No se trata de poner como limosna una línea de “banco amigo” o de “Administración cercana” para atender a quienes han de reconocer vergonzantemente que no son nativos digitales, como si eso fuera una falta, sino que se trata de una cuestión de derechos y deberes: de devolver a las entidades financieras y a las administraciones públicas la estructura presencial que tuvieron mucho antes de la pandemia y que los confinamientos han venido a demoler, con la especie de que es una mejor forma de prestar servicio.

Ocurre algo similar a lo que sucedió con el Movimiento del Lenguaje Claro y Llano, que surgió en los años setenta del siglo pasado y se propone establecer una mayor simetría entre gobiernos, administraciones públicas o legisladores y ciudadanía, entre profesionales y destinatarios de la actividad profesional, entre empresas o entidades financieras y sus grupos de interés, entre medios de comunicación y oyentes, lectores o espectadores.

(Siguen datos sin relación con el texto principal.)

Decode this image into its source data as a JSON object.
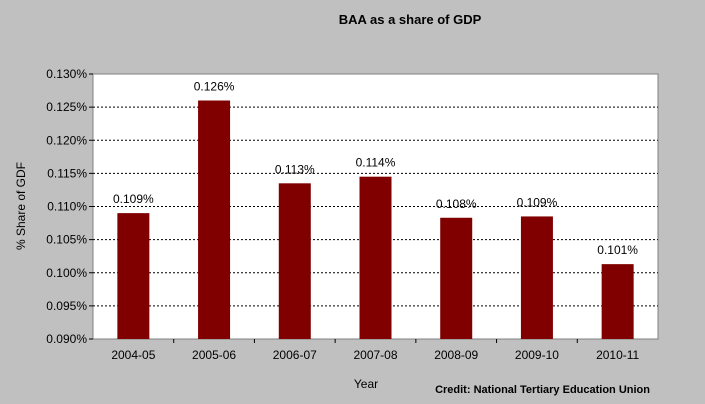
{
  "chart_data": {
    "type": "bar",
    "title": "BAA as a share of GDP",
    "xlabel": "Year",
    "ylabel": "% Share of  GDF",
    "categories": [
      "2004-05",
      "2005-06",
      "2006-07",
      "2007-08",
      "2008-09",
      "2009-10",
      "2010-11"
    ],
    "values": [
      0.109,
      0.126,
      0.1135,
      0.1145,
      0.1083,
      0.1085,
      0.1013
    ],
    "data_labels": [
      "0.109%",
      "0.126%",
      "0.113%",
      "0.114%",
      "0.108%",
      "0.109%",
      "0.101%"
    ],
    "ylim": [
      0.09,
      0.13
    ],
    "yticks": [
      0.09,
      0.095,
      0.1,
      0.105,
      0.11,
      0.115,
      0.12,
      0.125,
      0.13
    ],
    "ytick_labels": [
      "0.090%",
      "0.095%",
      "0.100%",
      "0.105%",
      "0.110%",
      "0.115%",
      "0.120%",
      "0.125%",
      "0.130%"
    ],
    "grid": true,
    "legend": "none",
    "bar_color": "#800000",
    "plot_background": "#ffffff",
    "figure_background": "#c0c0c0"
  },
  "credit": "Credit: National Tertiary Education Union"
}
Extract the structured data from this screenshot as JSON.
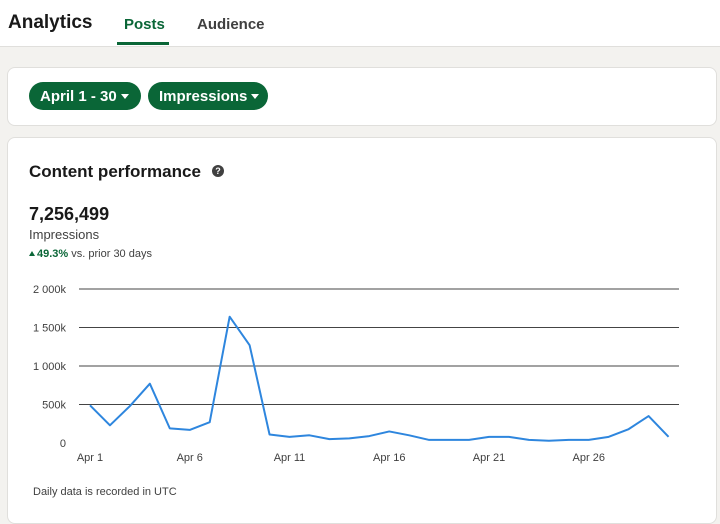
{
  "header": {
    "title": "Analytics",
    "tabs": [
      {
        "label": "Posts",
        "active": true
      },
      {
        "label": "Audience",
        "active": false
      }
    ]
  },
  "filters": {
    "date_range": "April 1 - 30",
    "metric": "Impressions"
  },
  "performance": {
    "title": "Content performance",
    "help_icon": "question-circle-icon",
    "total": "7,256,499",
    "metric_label": "Impressions",
    "change_value": "49.3%",
    "change_text": "vs. prior 30 days",
    "footnote": "Daily data is recorded in UTC"
  },
  "colors": {
    "accent": "#0a6637",
    "line": "#2e86de"
  },
  "chart_data": {
    "type": "line",
    "x": [
      "Apr 1",
      "Apr 2",
      "Apr 3",
      "Apr 4",
      "Apr 5",
      "Apr 6",
      "Apr 7",
      "Apr 8",
      "Apr 9",
      "Apr 10",
      "Apr 11",
      "Apr 12",
      "Apr 13",
      "Apr 14",
      "Apr 15",
      "Apr 16",
      "Apr 17",
      "Apr 18",
      "Apr 19",
      "Apr 20",
      "Apr 21",
      "Apr 22",
      "Apr 23",
      "Apr 24",
      "Apr 25",
      "Apr 26",
      "Apr 27",
      "Apr 28",
      "Apr 29",
      "Apr 30"
    ],
    "series": [
      {
        "values": [
          490000,
          230000,
          480000,
          770000,
          190000,
          170000,
          270000,
          1640000,
          1270000,
          110000,
          80000,
          100000,
          50000,
          60000,
          90000,
          150000,
          100000,
          40000,
          40000,
          40000,
          80000,
          80000,
          40000,
          30000,
          40000,
          40000,
          80000,
          180000,
          350000,
          80000
        ]
      }
    ],
    "x_tick_labels": [
      "Apr 1",
      "Apr 6",
      "Apr 11",
      "Apr 16",
      "Apr 21",
      "Apr 26"
    ],
    "y_tick_labels": [
      "0",
      "500k",
      "1 000k",
      "1 500k",
      "2 000k"
    ],
    "y_ticks": [
      0,
      500000,
      1000000,
      1500000,
      2000000
    ],
    "ylim": [
      0,
      2000000
    ],
    "grid": true,
    "legend": "none"
  }
}
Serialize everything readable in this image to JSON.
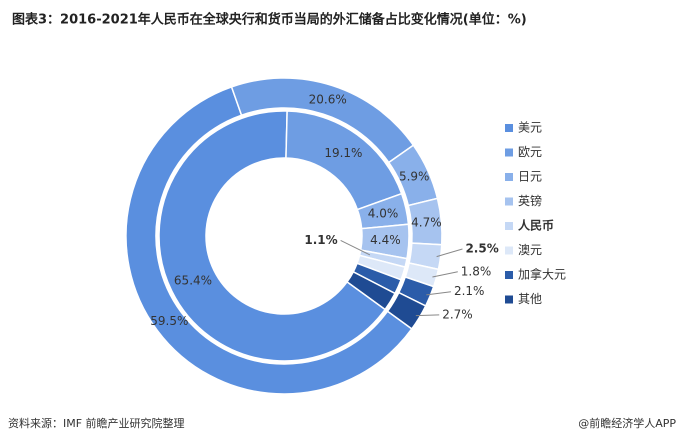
{
  "chart_data": {
    "type": "donut",
    "title": "图表3：2016-2021年人民币在全球央行和货币当局的外汇储备占比变化情况(单位：%)",
    "categories": [
      "美元",
      "欧元",
      "日元",
      "英镑",
      "人民币",
      "澳元",
      "加拿大元",
      "其他"
    ],
    "colors": [
      "#5a8fdf",
      "#6e9de3",
      "#89b0ea",
      "#a6c3ef",
      "#c5d8f5",
      "#dde8f8",
      "#2b5ca9",
      "#1f4b93"
    ],
    "series": [
      {
        "values": [
          65.4,
          19.1,
          4.0,
          4.4,
          1.1,
          1.7,
          1.9,
          2.4
        ],
        "value_labels": [
          "65.4%",
          "19.1%",
          "4.0%",
          "4.4%",
          "1.1%",
          null,
          null,
          null
        ]
      },
      {
        "values": [
          59.5,
          20.6,
          5.9,
          4.7,
          2.5,
          1.8,
          2.1,
          2.7
        ],
        "value_labels": [
          "59.5%",
          "20.6%",
          "5.9%",
          "4.7%",
          "2.5%",
          "1.8%",
          "2.1%",
          "2.7%"
        ]
      }
    ],
    "source": "资料来源：IMF 前瞻产业研究院整理",
    "credit": "@前瞻经济学人APP"
  }
}
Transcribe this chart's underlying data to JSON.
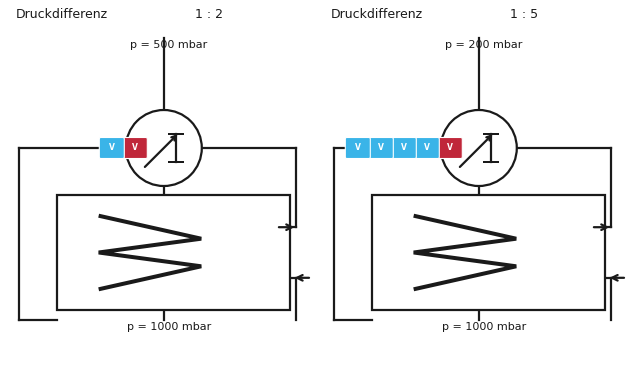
{
  "bg_color": "#ffffff",
  "line_color": "#1a1a1a",
  "blue_color": "#3ab4e8",
  "red_color": "#c0273a",
  "text_color": "#1a1a1a",
  "diagram1": {
    "title": "Druckdifferenz",
    "ratio": "1 : 2",
    "p_top": "p = 500 mbar",
    "p_bottom": "p = 1000 mbar",
    "num_blue_valves": 1
  },
  "diagram2": {
    "title": "Druckdifferenz",
    "ratio": "1 : 5",
    "p_top": "p = 200 mbar",
    "p_bottom": "p = 1000 mbar",
    "num_blue_valves": 4
  }
}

Se hablaba entonces de reconocer abiertamente que la claridad no es sólo, como decía Ortega, la cortesía del filósofo, sino un derecho de los ciudadanos y de los destinatarios de las actividades profesionales.

Y si esto vale para el mundo financiero y el de las administraciones públicas, qué decir ya del mundo sanitario, en el que la relación personal es insustituible, como tan bien han destacado entre nosotros Pedro Laín o Diego Gracia. Poder hacerlo como corresponde exige invertir en salud pública, en personal y en edificios. Pero, como sugerí hace algún tiempo, para eso sirve la ética, para abaratar costes en lo secundario y poder invertir en lo esencial para la vida de las personas.